In antico sono esistiti putti in piedi con capelli simili e con simile posa. Ma non hanno le ali ai piedi, né cintura con calze, né coda, né serpenti da calpestare. Donatello ha voluto trasformare il prototipo di putto classico in qualcosa con un ben preciso significato.
Su questo significato si sono scontrati vari studiosi: per Edgard Wind (Misteri pagani del Rinascimento, Adelphi, Milano 1985) è una creazione neo platonica polimorfa, con volto e ali di Eros, che possiede la coda di Pan, i pantaloni di Attis,

la cintura di Hypnos, le ali ai piedi di Mercurio. Per Erwin Panofsky (Rinascimento e rinascenze nell’ arte occidentale, Feltrinelli, Milano 2009, p. 198 nota 14) si tratta dell’ allegoria del Tempo che tira i dadi; e infatti la coda di Pan è il simbolo dell’ associazione di Pan con l’ universo del quale il Tempo ha in mano il fato. Le ali sulle spalle e ai piedi, ed il serpente, sono simboli del Tempo. I pantaloni barbarici sono quelli di Aion, il demone del tempo di origine iraniana. I papaveri della cintura, emblemi del sonno e della morte, rappresentano la sua doppia natura di creatore e distruttore. E l’ oggetto mancante che probabilmente aveva tra le dita era appunto un dado. Il Tempo è un distruttore che gioca a dadi con l’ umanità, il nostro destino è nelle sue mani.
Un frammento di Eraclio rinvenuto nella “Refutatio omnium haeresium” (libro IX, cap. 3 e 4) di Ippolito di Roma dove il Demone del Tempo è appunto definito come un frivolo bambino che gioca d’ azzardo. E questa frase è presente anche in dei carmi (Carmina LXXXXV) del bizantino Gergorio Nazanzieno. Quando Lorenzo il Magnifico riuscì nel 1349 a portare il Concilio tra la chiesa Romana e quella d’ oriente a Firenze, l’ imperatore di Bisanzio Giovanni VIII Paleologo e la sua numerosa corte.

potrebbero aver portato all’ attenzione degli umanisti fiorentini il frammento di Eraclio in continua ricerca di testi greci classici, e poi fatta trasferire sull’ opera di Donatello, come spesso accadeva nelle botteghe degli artisti del Rinascimento.
Di questo capolavoro donatelliano non conosciamo né la data di esecuzione, che viene comunque ipotizzata alla metà del ‘400, né il committente, con qualche probabilità la famiglia Medici, o forse i Bartolini Salimbeni.
Un’altro putto proveniente dalla bottega di Donatello è quello in bronzo del Metropolitan Museum di New York.
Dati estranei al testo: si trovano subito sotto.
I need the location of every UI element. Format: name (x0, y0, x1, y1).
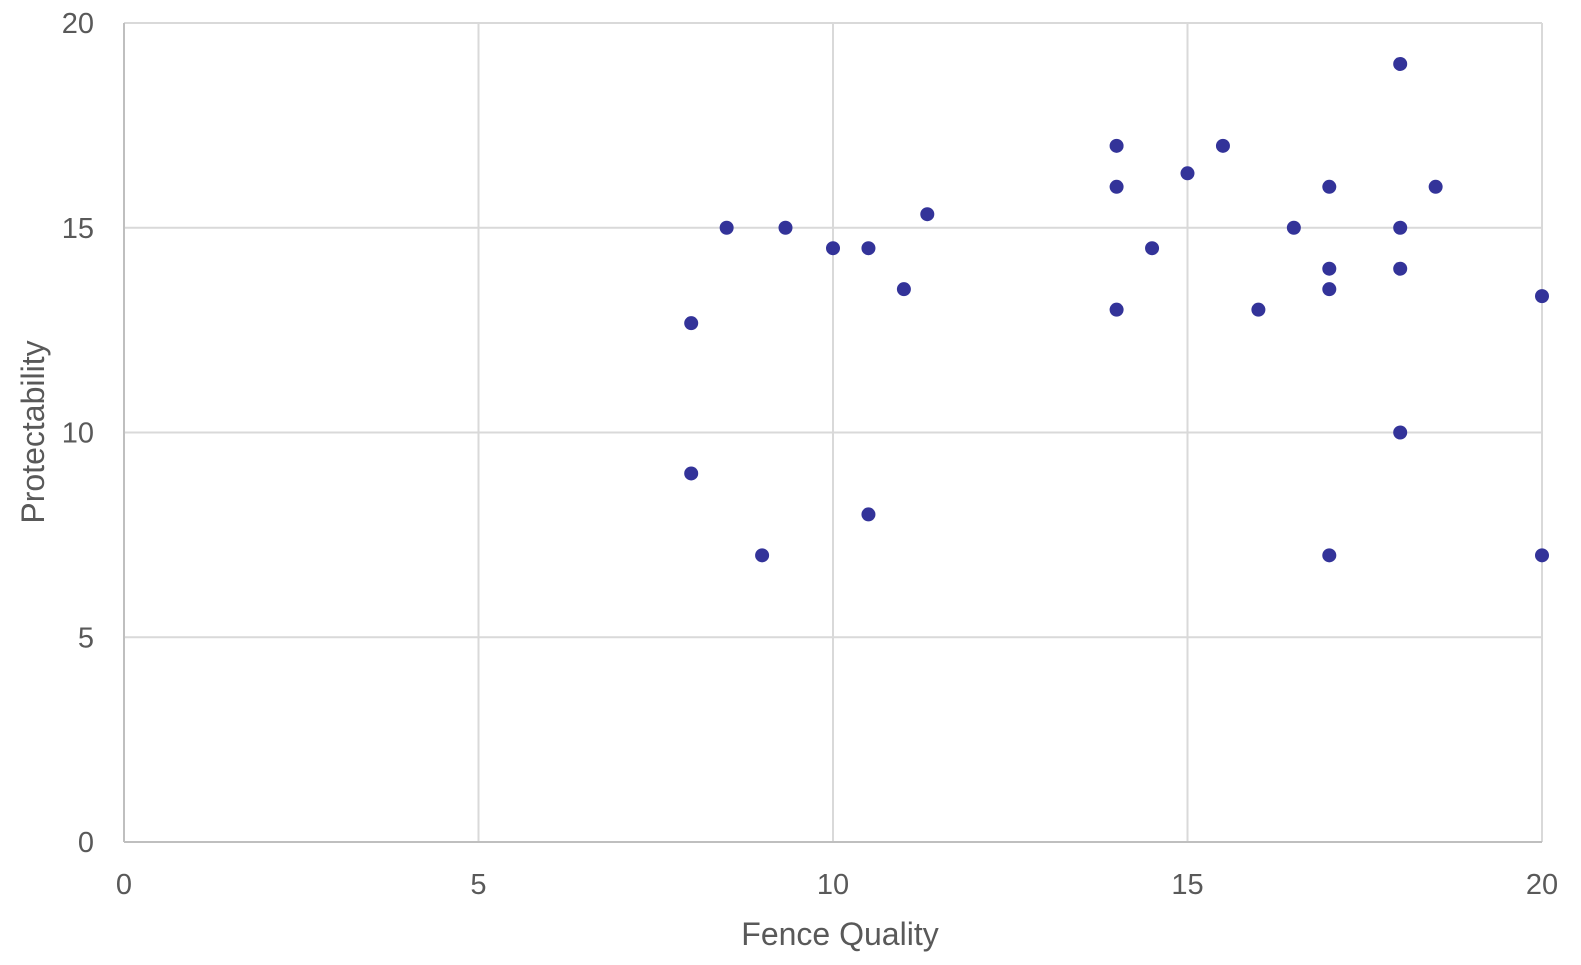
x-tick-label: 5 (470, 869, 486, 901)
data-point (755, 548, 770, 563)
data-point (719, 220, 734, 235)
data-point (684, 466, 699, 481)
data-point (1322, 548, 1337, 563)
data-points (684, 56, 1549, 563)
data-point (1215, 138, 1230, 153)
y-tick-label: 5 (78, 622, 94, 654)
data-point (861, 507, 876, 522)
data-point (778, 220, 793, 235)
x-tick-label: 0 (116, 869, 132, 901)
y-tick-label: 0 (78, 827, 94, 859)
data-point (1393, 425, 1408, 440)
x-tick-label: 15 (1171, 869, 1203, 901)
data-point (1109, 302, 1124, 317)
data-point (1393, 56, 1408, 71)
data-point (1180, 166, 1195, 181)
y-tick-label: 15 (62, 213, 94, 245)
data-point (1428, 179, 1443, 194)
data-point (1535, 548, 1549, 563)
data-point (1251, 302, 1266, 317)
y-axis-title: Protectability (15, 340, 51, 523)
data-point (826, 241, 840, 256)
data-point (1145, 241, 1160, 256)
y-tick-label: 10 (62, 418, 94, 450)
data-point (1535, 289, 1549, 304)
data-point (920, 207, 935, 222)
data-point (1322, 179, 1337, 194)
data-point (1393, 261, 1408, 276)
x-tick-label: 20 (1526, 869, 1558, 901)
data-point (861, 241, 876, 256)
data-point (1322, 282, 1337, 297)
data-point (1286, 220, 1301, 235)
data-point (896, 282, 911, 297)
data-point (1109, 138, 1124, 153)
y-tick-label: 20 (62, 8, 94, 40)
data-point (1109, 179, 1124, 194)
x-tick-labels: 0 5 10 15 20 (116, 869, 1558, 901)
data-point (684, 316, 699, 331)
y-tick-labels: 0 5 10 15 20 (62, 8, 94, 859)
x-tick-label: 10 (817, 869, 849, 901)
x-axis-title: Fence Quality (741, 916, 938, 952)
data-point (1393, 220, 1408, 235)
data-point (1322, 261, 1337, 276)
axes (123, 23, 1542, 843)
grid-lines (124, 22, 1543, 842)
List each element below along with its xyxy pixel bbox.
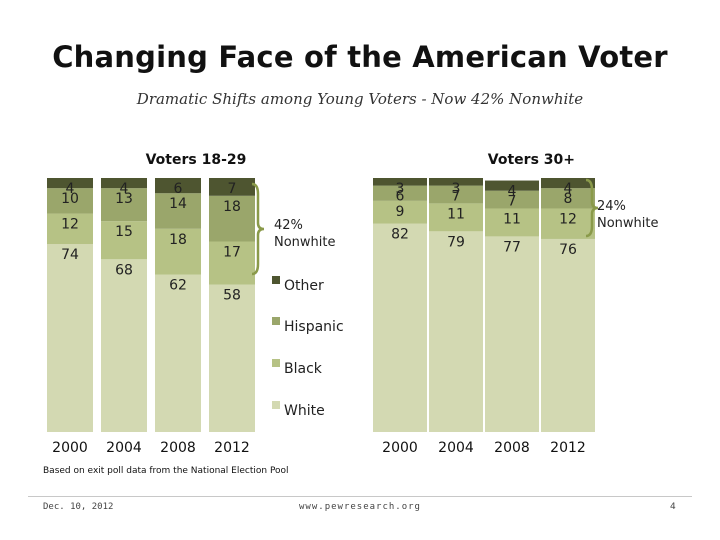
data-label: 62 [169, 278, 187, 294]
panel-title: Voters 30+ [488, 152, 575, 168]
bar-segment-hispanic [429, 185, 483, 204]
legend-label: Hispanic [284, 319, 344, 335]
bar-segment-hispanic [155, 193, 201, 229]
x-tick-label: 2004 [438, 440, 474, 456]
bar-segment-hispanic [209, 195, 255, 242]
footer-date: Dec. 10, 2012 [43, 502, 114, 512]
bar-segment-hispanic [101, 188, 147, 222]
data-label: 9 [396, 204, 405, 220]
bar-segment-other [47, 178, 93, 189]
data-label: 6 [174, 181, 183, 197]
annotation-young: 42% Nonwhite [274, 218, 336, 250]
bar-segment-white [485, 236, 539, 432]
legend-swatch-hispanic [272, 317, 280, 325]
bar-segment-white [47, 244, 93, 432]
legend-label: White [284, 403, 325, 419]
x-tick-label: 2004 [106, 440, 142, 456]
bar-segment-white [209, 284, 255, 432]
data-label: 7 [228, 181, 237, 197]
chart-subtitle: Dramatic Shifts among Young Voters - Now… [136, 90, 584, 108]
panel-title: Voters 18-29 [146, 152, 247, 168]
nonwhite-bracket-young [251, 182, 265, 276]
x-tick-label: 2000 [382, 440, 418, 456]
bar-segment-other [155, 178, 201, 194]
bar-segment-white [373, 223, 427, 432]
bar-segment-other [101, 178, 147, 189]
data-label: 7 [508, 194, 517, 210]
footer-divider [28, 496, 692, 497]
legend-label: Black [284, 361, 323, 377]
bar-segment-white [101, 259, 147, 432]
bar-segment-other [541, 178, 595, 189]
page-number: 4 [670, 502, 676, 512]
bar-segment-black [373, 200, 427, 224]
data-label: 4 [564, 181, 573, 197]
legend-swatch-other [272, 276, 280, 284]
chart-title: Changing Face of the American Voter [52, 40, 668, 74]
data-label: 76 [559, 242, 577, 258]
x-tick-label: 2008 [160, 440, 196, 456]
data-label: 79 [447, 234, 465, 250]
bar-segment-other [373, 178, 427, 186]
x-tick-label: 2000 [52, 440, 88, 456]
bar-segment-black [209, 241, 255, 285]
source-note: Based on exit poll data from the Nationa… [43, 466, 289, 476]
data-label: 3 [452, 181, 461, 197]
footer-url: www.pewresearch.org [299, 502, 421, 512]
bar-segment-white [155, 274, 201, 432]
data-label: 77 [503, 239, 521, 255]
bar-segment-hispanic [485, 190, 539, 209]
bar-segment-black [541, 208, 595, 239]
data-label: 7 [452, 189, 461, 205]
bar-segment-other [209, 178, 255, 196]
bar-segment-black [47, 213, 93, 245]
data-label: 14 [169, 196, 187, 212]
legend-swatch-black [272, 359, 280, 367]
bar-segment-black [485, 208, 539, 237]
bar-segment-white [429, 231, 483, 432]
nonwhite-bracket-older [585, 178, 599, 238]
data-label: 17 [223, 245, 241, 261]
data-label: 15 [115, 224, 133, 240]
data-label: 8 [564, 191, 573, 207]
bar-segment-other [429, 178, 483, 186]
bar-segment-hispanic [373, 185, 427, 201]
legend-label: Other [284, 278, 324, 294]
data-label: 6 [396, 189, 405, 205]
data-label: 68 [115, 262, 133, 278]
bar-segment-white [541, 238, 595, 432]
bar-segment-other [485, 180, 539, 191]
data-label: 18 [169, 232, 187, 248]
data-label: 12 [61, 217, 79, 233]
bar-segment-black [101, 221, 147, 260]
x-tick-label: 2008 [494, 440, 530, 456]
data-label: 4 [120, 181, 129, 197]
data-label: 58 [223, 288, 241, 304]
bar-segment-hispanic [47, 188, 93, 214]
data-label: 4 [66, 181, 75, 197]
data-label: 11 [447, 206, 465, 222]
data-label: 11 [503, 211, 521, 227]
bar-segment-black [155, 228, 201, 275]
data-label: 12 [559, 211, 577, 227]
annotation-older: 24% Nonwhite [597, 199, 659, 231]
data-label: 13 [115, 191, 133, 207]
data-label: 10 [61, 191, 79, 207]
data-label: 82 [391, 227, 409, 243]
legend-swatch-white [272, 401, 280, 409]
bar-segment-black [429, 203, 483, 232]
data-label: 3 [396, 181, 405, 197]
x-tick-label: 2012 [214, 440, 250, 456]
bar-segment-hispanic [541, 188, 595, 209]
x-tick-label: 2012 [550, 440, 586, 456]
data-label: 4 [508, 184, 517, 200]
data-label: 18 [223, 199, 241, 215]
data-label: 74 [61, 247, 79, 263]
Ha degli stilemi che ricordano molto quelli di Donatello, per esempio la pancia arrotondata sporgente come nell’ Attis, il movimento uguale a quello dei putti sul battistero di Siena, il movimento dei capelli, ed ha alcuni attributi dell’ Attis donatelliano: lo stesso tipo di attacco delle ali e le piume tra di esse sulla schiena, una strana coda pelosa, le ali ai piedi.
E’ nato come putto da fontana non sappiamo né quando, ma si può ipotizzare intorno alla metà del ‘400, nè per chi è stato eseguito. Come l’ Attis, è uno dei primi due putti come personaggio in piedi a tutto tondo.
Altri due putti bronzei magnifici, in passato attribuiti a Luca della Robbia, sono quelli del Museo Jacquemart Andre a Parigi, ma ormai sono da tempo attribuiti a Donatello e sono datati intorno al 1440.
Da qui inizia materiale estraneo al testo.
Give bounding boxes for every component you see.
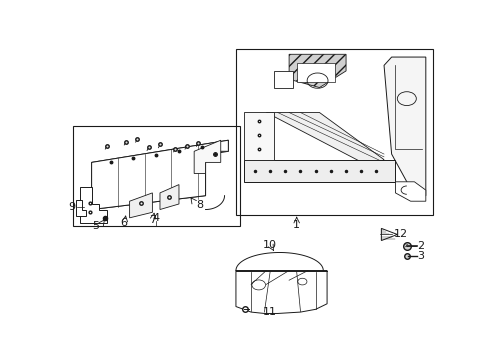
Polygon shape — [267, 112, 384, 168]
Text: 12: 12 — [393, 229, 408, 239]
Text: 9: 9 — [69, 202, 75, 212]
Text: 3: 3 — [417, 251, 424, 261]
Polygon shape — [244, 112, 274, 159]
Text: 8: 8 — [196, 199, 203, 210]
Polygon shape — [289, 54, 346, 87]
Polygon shape — [381, 228, 397, 240]
Polygon shape — [92, 154, 206, 210]
Text: 10: 10 — [262, 240, 276, 250]
Polygon shape — [92, 140, 228, 210]
Bar — [236, 49, 434, 215]
Polygon shape — [129, 193, 152, 218]
Polygon shape — [297, 63, 335, 82]
Polygon shape — [274, 71, 293, 87]
Text: 2: 2 — [417, 240, 424, 251]
Polygon shape — [160, 185, 179, 210]
Text: 7: 7 — [149, 215, 156, 225]
Polygon shape — [194, 140, 221, 174]
Text: 4: 4 — [152, 213, 160, 223]
Polygon shape — [76, 200, 86, 216]
Text: 6: 6 — [121, 219, 127, 228]
Polygon shape — [236, 270, 327, 314]
Polygon shape — [92, 140, 228, 174]
Polygon shape — [244, 159, 395, 182]
Text: 1: 1 — [293, 220, 300, 230]
Text: 5: 5 — [92, 221, 99, 231]
Bar — [73, 126, 240, 226]
Polygon shape — [384, 57, 426, 196]
Polygon shape — [80, 187, 107, 223]
Polygon shape — [395, 182, 426, 201]
Text: 11: 11 — [263, 307, 276, 317]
Sono due portaceri, molto probabilmente eseguiti da Donatello per la Cantoria del Duomo, dove stavano seduti sui due angoli. Come l’ Attis, hanno capelli mossi legati con un filo decorato con foglie che regge lo stesso fiore dell’ Attis sulla fronte. Anche le ali sono simili a quelle dell’ Attis, con la parte centrale della schiena coperta di piume,

anche l’espressione del volto è similissima a quella dell’ Attis.